The Tea Party Returns

PHOTO: Tea party activists attend a rally on the grounds of the U.S. Capitol in Washington, June 19, 2013.

Opposition to President Obama's healthcare law catapulted the Tea Party to national prominence three years ago, and now anger over the Internal Revenue Service's targeting of conservative groups may be serving as a tipping point for a Tea Party revival.

And in the House of Representatives, where the movement's most ardent supporters reside, their influence is already being felt.

Most recently, the Republican-sponsored farm bill failed to pass through the House on Thursday in part due to Republican opposition to funding the food stamps program, now called the Supplemental Nutrition Assistance Program, or SNAP. And earlier this week, House Speaker John Boehner caved to pressure from Tea Party-backed lawmakers on immigration reform.

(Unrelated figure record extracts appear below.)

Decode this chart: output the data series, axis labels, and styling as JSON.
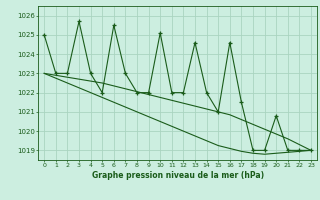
{
  "x": [
    0,
    1,
    2,
    3,
    4,
    5,
    6,
    7,
    8,
    9,
    10,
    11,
    12,
    13,
    14,
    15,
    16,
    17,
    18,
    19,
    20,
    21,
    22,
    23
  ],
  "y_main": [
    1025,
    1023,
    1023,
    1025.7,
    1023,
    1022,
    1025.5,
    1023,
    1022,
    1022,
    1025.1,
    1022,
    1022,
    1024.6,
    1022,
    1021,
    1024.6,
    1021.5,
    1019,
    1019,
    1020.8,
    1019,
    1019,
    1019
  ],
  "y_trend1": [
    1023.0,
    1022.9,
    1022.8,
    1022.7,
    1022.6,
    1022.5,
    1022.35,
    1022.2,
    1022.05,
    1021.9,
    1021.75,
    1021.6,
    1021.45,
    1021.3,
    1021.15,
    1021.0,
    1020.85,
    1020.6,
    1020.35,
    1020.1,
    1019.85,
    1019.6,
    1019.3,
    1019.0
  ],
  "y_trend2": [
    1023.0,
    1022.75,
    1022.5,
    1022.25,
    1022.0,
    1021.75,
    1021.5,
    1021.25,
    1021.0,
    1020.75,
    1020.5,
    1020.25,
    1020.0,
    1019.75,
    1019.5,
    1019.25,
    1019.1,
    1018.95,
    1018.85,
    1018.8,
    1018.85,
    1018.9,
    1018.95,
    1019.0
  ],
  "background_color": "#cceee0",
  "grid_color": "#aad4c0",
  "line_color": "#1a5c1a",
  "xlabel": "Graphe pression niveau de la mer (hPa)",
  "yticks": [
    1019,
    1020,
    1021,
    1022,
    1023,
    1024,
    1025,
    1026
  ],
  "xticks": [
    0,
    1,
    2,
    3,
    4,
    5,
    6,
    7,
    8,
    9,
    10,
    11,
    12,
    13,
    14,
    15,
    16,
    17,
    18,
    19,
    20,
    21,
    22,
    23
  ],
  "ylim": [
    1018.5,
    1026.5
  ],
  "xlim": [
    -0.5,
    23.5
  ],
  "figsize": [
    3.2,
    2.0
  ],
  "dpi": 100
}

Taken together, the farm bill's failure and Boehner's concession to anti-immigration-reform segments of his party appear to imperil the prospects for any bi-partisan legislation in the House — either on immigration or upcoming debt ceiling negotiations.

"This is the first time in months I've seen House conservatives full of energy and excitement. Farm bill defeat has encouraged them," said conservative pundit Erik Erikson on Twitter minutes after the bill went down, delivering a blow to Republican leaders in the House.

"I'm satisfied with the outcome," Jenny Beth Martin, co-founder and national coordinator of the Tea Party Patriots. "With the way that the SNAP program is integrated into the farm bill, it's more government spending and we just need better control of government spending."

Lawmakers in Washington are emboldened by the growing sense of alarm within the Tea Party, which is still a relatively diffuse group of state or local-based groups that has managed to coalesce around a common opposition to the Washington establishment.

This week, thousands rallied on Capitol Hill against what they called the IRS's "abuse of power" and efforts to pass a comprehensive immigration reform bill, backed by more than a dozen allies in the House and the Senate.

And though those lawmakers were all Republicans, they didn't hold back in holding their party leaders' feet to the fire.

"The concern, frankly, is that there are people across the country who have lost faith in government and lost faith in the elected officials," Martin said. "It's very hard to trust when John Boehner says he won't do this and bring an [immigration] bill forward."

Last week, several Tea Party-backed lawmakers, including the founder of the Tea Party caucus Rep. Michele Bachmann (R-Minn.), Rep. Steve King (R-Iowa), and Rep. Louie Gohmert (R-Texas), circulated a petition calling on Boehner to respect the Hastert rule, which would require a majority of Republicans to support any bill the Speaker brings to the House floor, a move that essentially narrowed the path for an immigration bill in the House.

By Tuesday, Boehner appeared to close the door on the prospect of passing an immigration bill with a majority of Democrats and a minority of Republicans, which he had expressed an openness to just one week prior.

"I don't see any way of bringing an immigration bill to the floor that doesn't have the majority support of Republicans," Boehner told reporters at a press conference on Capitol Hill.